When Last Tango In Halifax debuted back in 2012, the story about two widowed pensioners falling in love captured the nation’s heart.
Inspired by writer Sally Wainwright’s own family, the comedy-drama follows former childhood sweethearts – now 70-somethings – Celia and Alan, who have reunited later in life.
Former Corrie star Anne Reid, 84, is delighted to be reprising the part of Celia in the fifth series, after a three-year hiatus.
She said: “She’s a right grumpy one but I say to Sally, ‘Please don’t ever make her nice’, because I love it. You get more laughs if you’re unpleasant. I’ve been desperate to come back. I’m thrilled, we all are.”
Three years on, Alan (Derek Jacobi) and Celia aren’t quite seeing eye to eye in the idyllic Yorkshire Dales. Their differing politics and Alan’s new supermarket job are both a source of tension.
Anne says: “He has to wear a uniform and stand behind a till – and she’s a terrible snob. She has delusions of grandeur, she wants a husband who works in an office.
“She wants him turned out nicely. In the beginning, she always had the upper hand. Yet after seven years, he’s not quite so besotted.”

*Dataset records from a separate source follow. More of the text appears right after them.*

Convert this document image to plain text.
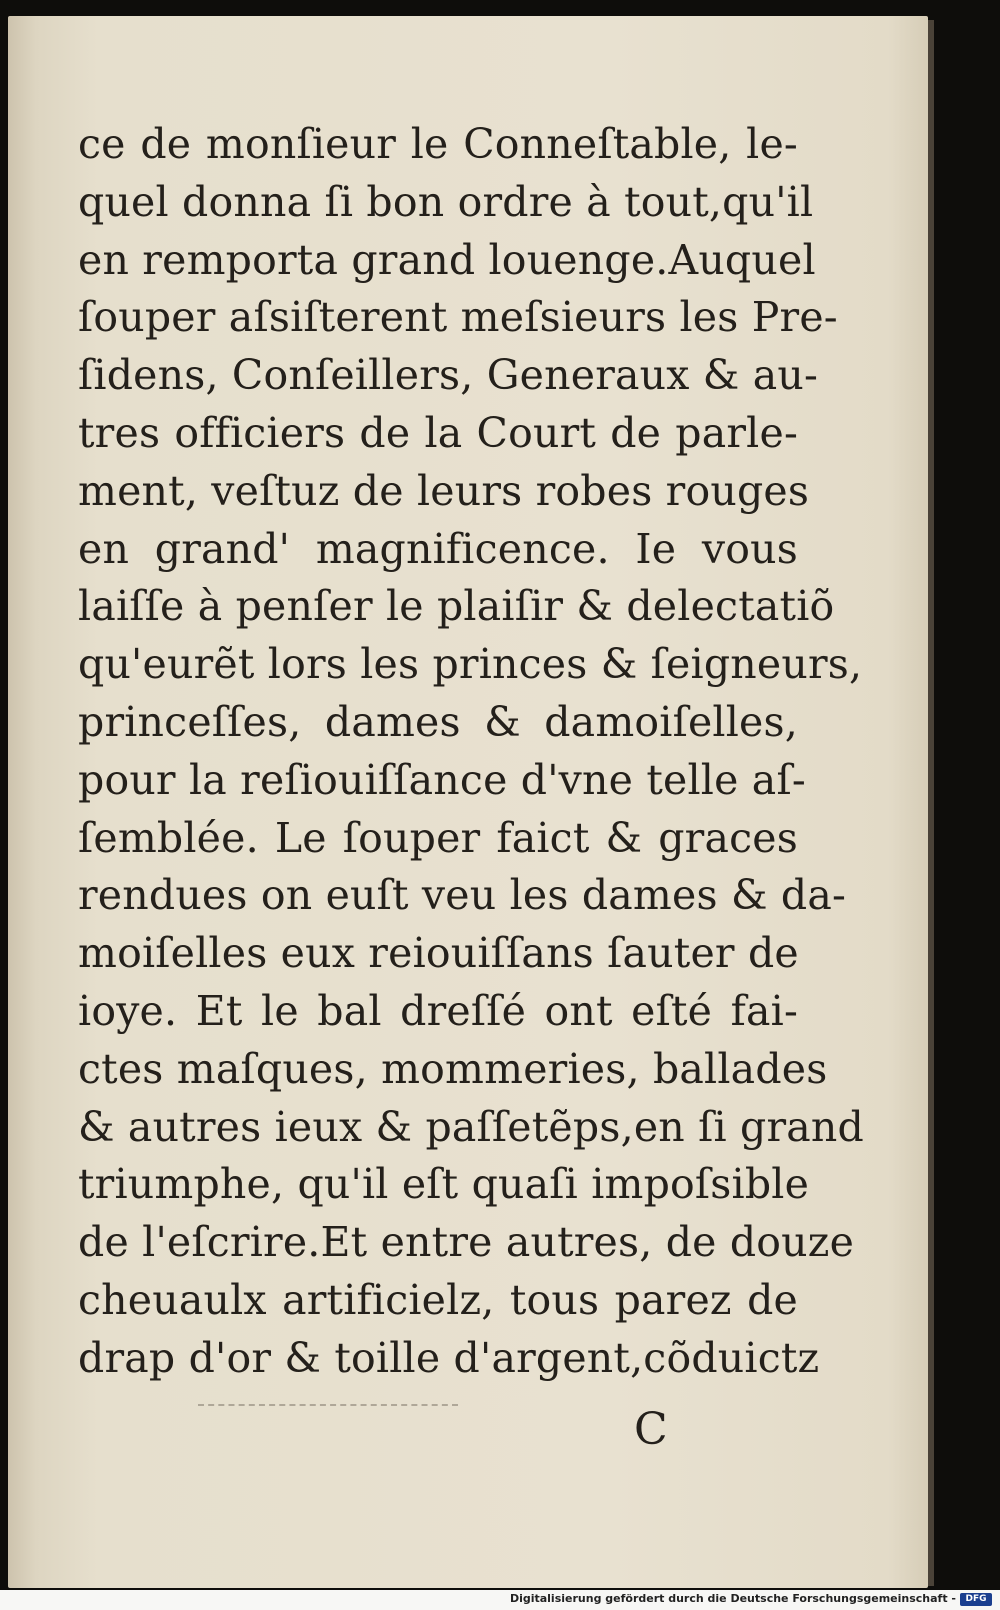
ce de monſieur le Conneſtable, le-
quel donna ſi bon ordre à tout,qu'il
en remporta grand louenge.Auquel
ſouper aſsiſterent meſsieurs les Pre-
ſidens, Conſeillers, Generaux & au-
tres officiers de la Court de parle-
ment, veſtuz de leurs robes rouges
en grand' magnificence. Ie vous
laiſſe à penſer le plaiſir & delectatiõ
qu'eurẽt lors les princes & ſeigneurs,
princeſſes, dames & damoiſelles,
pour la reſiouiſſance d'vne telle aſ-
ſemblée. Le ſouper faict & graces
rendues on euſt veu les dames & da-
moiſelles eux reiouiſſans ſauter de
ioye. Et le bal dreſſé ont eſté fai-
ctes maſques, mommeries, ballades
& autres ieux & paſſetẽps,en ſi grand
triumphe, qu'il eſt quaſi impoſsible
de l'eſcrire.Et entre autres, de douze
cheuaulx artificielz, tous parez de
drap d'or & toille d'argent,cõduictz
C
Digitalisierung gefördert durch die Deutsche Forschungsgemeinschaft -	DFG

In the new series we also see Caroline (played by Sarah Lancashire) entangled in an emotional debacle with someone at work, and Gillian (Nicola Walker) faces trouble with a giraffe at Far Slack Farm.
Fans can also expect to see more of Alan’s brother Ted (Timothy West), who arrives on a one-way ticket from New Zealand.
For writer Sally, who more recently penned the BBC hit Gentleman Jack, it was a dinner with Sarah and Nicola that spurred her on to bring the much-loved show back to our screens.
“It was just hilarious. I was just sitting there listening to the two of them, and I was thinking, ‘I’ve got to write something for them’,” she recalls.
“I’m in the stride of it now. I write for these extraordinary performers, so it’s a joy, it’s therapy, whereas writing other things, like Gentleman Jack, is really hard because I’m working from a diary, so it’s very intense.
“This is just the opposite, I can do what I want.”
Anne puts the show’s success down to one thing – Sally’s brilliant writing.
“We knew it was good, but we didn’t know it was going to go so universal – America, in New York and Tasmania. You can’t do anything with a bad script, so we owe Sally a great deal.”